27.1      Financial Data Schedule.

(b)       Reports on Form 8-K

          None

+         Confidential Treatment will be requested with respect to portions of
          this exhibit. Omitted portions will be filed separately with the
          Securities and Exchange Commission.

                                      16
<PAGE>

                                   SIGNATURES

     Pursuant to the requirements of the Securities Exchange Act of 1934, the
registrant has duly caused this report to be signed on its behalf by the
undersigned thereunto duly authorized.


                                 DIVERSA CORPORATION



Date November 14, 2000           /s/ Karin Eastham
                                 --------------------------------------------
                                 Karin Eastham
                                 Senior Vice President, Finance,
                                 Chief Financial Officer and Secretary
                                 (Principal Financial and Accounting Officer)
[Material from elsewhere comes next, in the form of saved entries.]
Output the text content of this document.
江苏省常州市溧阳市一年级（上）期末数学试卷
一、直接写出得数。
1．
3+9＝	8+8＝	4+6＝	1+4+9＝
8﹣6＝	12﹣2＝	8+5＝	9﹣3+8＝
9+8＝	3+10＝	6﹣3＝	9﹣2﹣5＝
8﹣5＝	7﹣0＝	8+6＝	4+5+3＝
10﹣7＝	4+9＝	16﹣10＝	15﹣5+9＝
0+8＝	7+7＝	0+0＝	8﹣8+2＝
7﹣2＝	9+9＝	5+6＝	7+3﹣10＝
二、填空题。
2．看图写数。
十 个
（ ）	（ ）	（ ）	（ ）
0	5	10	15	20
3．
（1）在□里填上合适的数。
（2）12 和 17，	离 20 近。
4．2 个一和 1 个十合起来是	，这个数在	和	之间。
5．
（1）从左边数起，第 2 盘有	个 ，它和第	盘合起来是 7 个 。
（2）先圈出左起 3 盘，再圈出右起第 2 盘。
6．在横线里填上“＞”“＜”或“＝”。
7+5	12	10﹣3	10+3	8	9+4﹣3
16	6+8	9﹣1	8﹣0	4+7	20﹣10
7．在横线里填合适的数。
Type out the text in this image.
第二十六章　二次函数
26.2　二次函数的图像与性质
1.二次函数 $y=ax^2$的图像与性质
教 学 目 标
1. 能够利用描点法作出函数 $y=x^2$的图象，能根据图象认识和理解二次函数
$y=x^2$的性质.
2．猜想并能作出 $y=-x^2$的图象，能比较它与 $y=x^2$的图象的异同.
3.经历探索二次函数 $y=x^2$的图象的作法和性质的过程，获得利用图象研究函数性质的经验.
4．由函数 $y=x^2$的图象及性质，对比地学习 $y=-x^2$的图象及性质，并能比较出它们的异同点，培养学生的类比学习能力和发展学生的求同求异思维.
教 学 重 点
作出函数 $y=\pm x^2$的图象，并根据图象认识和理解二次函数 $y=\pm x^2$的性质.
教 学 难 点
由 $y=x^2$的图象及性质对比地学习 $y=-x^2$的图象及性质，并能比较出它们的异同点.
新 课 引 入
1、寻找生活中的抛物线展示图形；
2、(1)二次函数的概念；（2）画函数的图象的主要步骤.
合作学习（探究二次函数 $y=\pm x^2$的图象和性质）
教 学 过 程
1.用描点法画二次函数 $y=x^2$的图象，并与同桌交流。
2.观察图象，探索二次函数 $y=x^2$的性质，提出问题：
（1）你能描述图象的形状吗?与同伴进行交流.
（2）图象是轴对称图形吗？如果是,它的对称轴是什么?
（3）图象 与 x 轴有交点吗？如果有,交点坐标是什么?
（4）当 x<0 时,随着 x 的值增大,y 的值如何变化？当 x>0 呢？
                                      17
<PAGE>

                                 EXHIBIT INDEX
                                       TO
                                   FORM 10-Q

                              DIVERSA CORPORATION

EXHIBIT
NUMBER                       DESCRIPTION OF DOCUMENT
--------------------------------------------------------------------------------

+10.39    Addendum to the "Collaboration Agreement" between Novartis
          Agribusiness Biotechnology Research, Inc. and Diversa Corporation,
          dated September 1, 2000.

27.1      Financial Data Schedule.

+         Confidential Treatment will be requested with respect to portions of
          this exhibit. Omitted portions will be filed separately with the
          Securities and Exchange Commission.